Azure OpenAI — same endpoint shape, deployment-name routing.
AWS Bedrock — Claude, Llama, Mistral via Bedrock.
GCP Vertex — Gemini, Claude via Vertex.

These are gated commercial plugins. The ABC and factory are open — writing your own Anthropic plugin against the OSS ABC is legal and encouraged for self-hosters.
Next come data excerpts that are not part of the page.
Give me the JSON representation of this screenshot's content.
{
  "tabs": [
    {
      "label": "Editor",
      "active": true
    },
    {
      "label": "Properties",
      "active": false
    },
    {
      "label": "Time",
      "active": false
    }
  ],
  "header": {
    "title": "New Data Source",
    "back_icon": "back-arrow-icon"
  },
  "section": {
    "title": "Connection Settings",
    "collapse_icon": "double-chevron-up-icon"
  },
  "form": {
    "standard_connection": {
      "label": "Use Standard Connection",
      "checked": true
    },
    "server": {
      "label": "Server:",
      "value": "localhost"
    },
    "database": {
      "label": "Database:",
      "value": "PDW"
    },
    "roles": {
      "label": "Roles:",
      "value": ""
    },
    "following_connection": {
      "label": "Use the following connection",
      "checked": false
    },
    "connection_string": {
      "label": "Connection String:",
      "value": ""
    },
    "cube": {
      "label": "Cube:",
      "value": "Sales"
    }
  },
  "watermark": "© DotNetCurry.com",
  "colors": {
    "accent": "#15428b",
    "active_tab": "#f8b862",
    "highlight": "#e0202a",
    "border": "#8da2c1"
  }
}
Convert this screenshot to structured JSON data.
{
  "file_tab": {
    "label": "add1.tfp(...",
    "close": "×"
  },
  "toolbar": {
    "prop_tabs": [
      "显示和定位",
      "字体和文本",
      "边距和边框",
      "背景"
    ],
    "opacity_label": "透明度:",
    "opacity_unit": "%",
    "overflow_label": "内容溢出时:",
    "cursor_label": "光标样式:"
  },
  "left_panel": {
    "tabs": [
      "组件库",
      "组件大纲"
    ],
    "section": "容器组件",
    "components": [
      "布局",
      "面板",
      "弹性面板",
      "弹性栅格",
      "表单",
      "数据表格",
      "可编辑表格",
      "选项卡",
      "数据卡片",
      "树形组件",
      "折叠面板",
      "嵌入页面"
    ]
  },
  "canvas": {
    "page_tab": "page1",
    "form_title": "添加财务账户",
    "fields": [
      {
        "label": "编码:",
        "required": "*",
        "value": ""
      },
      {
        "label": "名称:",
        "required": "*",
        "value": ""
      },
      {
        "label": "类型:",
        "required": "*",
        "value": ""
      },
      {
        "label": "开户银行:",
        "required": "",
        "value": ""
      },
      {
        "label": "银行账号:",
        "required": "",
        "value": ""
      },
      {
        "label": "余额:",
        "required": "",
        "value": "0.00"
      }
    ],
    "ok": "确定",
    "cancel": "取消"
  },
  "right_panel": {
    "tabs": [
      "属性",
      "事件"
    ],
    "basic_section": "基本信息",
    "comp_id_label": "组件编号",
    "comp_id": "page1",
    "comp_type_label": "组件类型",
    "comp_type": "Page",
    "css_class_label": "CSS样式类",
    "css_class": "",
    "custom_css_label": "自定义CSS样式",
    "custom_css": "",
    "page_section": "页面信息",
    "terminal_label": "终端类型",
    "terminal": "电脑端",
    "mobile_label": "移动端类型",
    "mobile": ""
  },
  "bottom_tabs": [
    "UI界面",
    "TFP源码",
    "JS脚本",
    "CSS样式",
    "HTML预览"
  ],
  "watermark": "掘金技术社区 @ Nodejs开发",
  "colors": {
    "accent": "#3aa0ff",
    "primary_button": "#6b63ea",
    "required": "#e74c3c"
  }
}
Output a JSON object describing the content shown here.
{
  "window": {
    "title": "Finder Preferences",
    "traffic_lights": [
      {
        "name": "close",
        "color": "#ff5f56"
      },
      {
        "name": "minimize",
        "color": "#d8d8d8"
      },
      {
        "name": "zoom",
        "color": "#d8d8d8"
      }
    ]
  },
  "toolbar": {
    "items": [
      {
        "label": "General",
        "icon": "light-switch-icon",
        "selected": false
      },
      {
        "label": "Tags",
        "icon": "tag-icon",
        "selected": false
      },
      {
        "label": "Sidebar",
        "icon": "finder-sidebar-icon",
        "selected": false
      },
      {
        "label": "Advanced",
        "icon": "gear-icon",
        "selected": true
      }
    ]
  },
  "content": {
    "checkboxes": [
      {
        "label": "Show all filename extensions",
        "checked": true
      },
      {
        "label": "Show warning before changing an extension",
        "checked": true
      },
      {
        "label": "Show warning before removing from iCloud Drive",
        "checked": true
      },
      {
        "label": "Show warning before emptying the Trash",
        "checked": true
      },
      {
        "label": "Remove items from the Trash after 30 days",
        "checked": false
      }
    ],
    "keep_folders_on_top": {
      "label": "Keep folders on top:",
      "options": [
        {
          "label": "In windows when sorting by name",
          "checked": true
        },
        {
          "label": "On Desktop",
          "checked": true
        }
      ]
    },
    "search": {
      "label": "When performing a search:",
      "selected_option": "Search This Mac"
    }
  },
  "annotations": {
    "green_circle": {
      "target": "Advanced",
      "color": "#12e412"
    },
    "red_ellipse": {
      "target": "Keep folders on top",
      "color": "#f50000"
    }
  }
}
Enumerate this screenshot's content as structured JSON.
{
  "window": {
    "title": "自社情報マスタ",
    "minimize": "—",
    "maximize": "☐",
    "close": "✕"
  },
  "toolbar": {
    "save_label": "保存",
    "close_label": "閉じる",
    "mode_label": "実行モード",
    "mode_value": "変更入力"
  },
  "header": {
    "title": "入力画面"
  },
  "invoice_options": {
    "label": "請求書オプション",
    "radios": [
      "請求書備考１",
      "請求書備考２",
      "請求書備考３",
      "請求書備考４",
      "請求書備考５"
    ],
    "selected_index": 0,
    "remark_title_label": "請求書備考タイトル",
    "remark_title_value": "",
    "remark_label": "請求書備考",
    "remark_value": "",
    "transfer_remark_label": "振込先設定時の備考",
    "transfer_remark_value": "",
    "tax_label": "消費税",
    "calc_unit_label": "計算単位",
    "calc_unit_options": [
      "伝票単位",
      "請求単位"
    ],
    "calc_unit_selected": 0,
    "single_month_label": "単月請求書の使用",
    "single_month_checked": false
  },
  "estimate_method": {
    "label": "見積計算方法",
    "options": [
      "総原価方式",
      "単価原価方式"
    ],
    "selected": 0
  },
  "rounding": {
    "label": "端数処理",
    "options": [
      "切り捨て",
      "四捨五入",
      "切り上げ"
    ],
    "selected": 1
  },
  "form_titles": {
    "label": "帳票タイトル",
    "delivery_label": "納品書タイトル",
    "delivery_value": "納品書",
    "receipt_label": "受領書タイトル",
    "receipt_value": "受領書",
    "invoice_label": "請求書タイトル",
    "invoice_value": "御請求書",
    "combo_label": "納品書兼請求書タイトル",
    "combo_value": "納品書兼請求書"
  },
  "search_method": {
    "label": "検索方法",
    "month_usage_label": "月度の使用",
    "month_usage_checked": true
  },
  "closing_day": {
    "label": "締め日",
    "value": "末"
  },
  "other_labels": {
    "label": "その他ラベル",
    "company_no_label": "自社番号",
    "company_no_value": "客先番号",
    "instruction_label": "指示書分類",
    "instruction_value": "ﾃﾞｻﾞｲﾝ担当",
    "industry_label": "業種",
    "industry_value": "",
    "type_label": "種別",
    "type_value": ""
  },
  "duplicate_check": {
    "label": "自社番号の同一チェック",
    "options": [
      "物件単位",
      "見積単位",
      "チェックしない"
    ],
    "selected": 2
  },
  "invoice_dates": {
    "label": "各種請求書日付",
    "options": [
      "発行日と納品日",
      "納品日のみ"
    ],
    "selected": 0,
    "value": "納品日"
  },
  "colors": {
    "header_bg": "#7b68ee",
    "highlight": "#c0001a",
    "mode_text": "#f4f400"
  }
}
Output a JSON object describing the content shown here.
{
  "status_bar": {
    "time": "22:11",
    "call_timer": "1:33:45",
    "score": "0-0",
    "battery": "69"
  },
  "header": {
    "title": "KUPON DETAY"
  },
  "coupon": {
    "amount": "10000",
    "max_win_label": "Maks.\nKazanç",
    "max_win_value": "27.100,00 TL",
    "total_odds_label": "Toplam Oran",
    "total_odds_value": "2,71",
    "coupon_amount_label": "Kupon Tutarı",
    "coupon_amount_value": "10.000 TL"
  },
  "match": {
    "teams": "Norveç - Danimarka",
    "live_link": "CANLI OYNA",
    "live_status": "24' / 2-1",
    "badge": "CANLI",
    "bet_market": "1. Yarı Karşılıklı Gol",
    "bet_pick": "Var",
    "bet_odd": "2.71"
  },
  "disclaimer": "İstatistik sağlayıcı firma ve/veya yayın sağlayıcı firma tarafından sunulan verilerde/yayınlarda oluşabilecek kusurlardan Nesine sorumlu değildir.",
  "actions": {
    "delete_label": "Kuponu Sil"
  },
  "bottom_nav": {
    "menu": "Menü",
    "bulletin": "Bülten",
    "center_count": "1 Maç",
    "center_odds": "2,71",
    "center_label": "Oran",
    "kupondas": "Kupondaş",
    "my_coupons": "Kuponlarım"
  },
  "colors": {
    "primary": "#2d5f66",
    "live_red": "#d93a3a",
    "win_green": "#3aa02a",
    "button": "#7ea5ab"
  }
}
The commercial repo exists so we can maintain and test them as a service.

Compliance implications per provider¶

Provider	Data region	GDPR adequacy	Art. 53 disclosure
Mistral (hosted)	EU (France)	Yes (intra-EU)	mistral.ai/legal
Ollama (self-hosted)	Whatever you host it on	Depends on your deploy	Upstream model's disclosure — pin it per model
Anthropic (commercial)	US	Requires SCCs or DPF	anthropic.com/legal
OpenAI (commercial)	US (default); EU residency on Enterprise	Requires SCCs or DPF	openai.com/policies

The dossier's provider_manifest.json records which provider + model served each inference in the period, so a regulator can see at a glance whether EU-sovereign was the rule or the exception.

Adding your own provider¶

Implement BaseLLMProvider (or extend OpenAICompatibleProvider).
Register in factory.py::_build().
Add provider-specific config keys to config.py + .env.example.
Add a unit test covering the streaming token yield.
Cover the name in the dossier's _UPSTREAM_DISCLOSURES map so Art. 53 manifests are complete.

A PR that follows this pattern will merge fast in the OSS repo.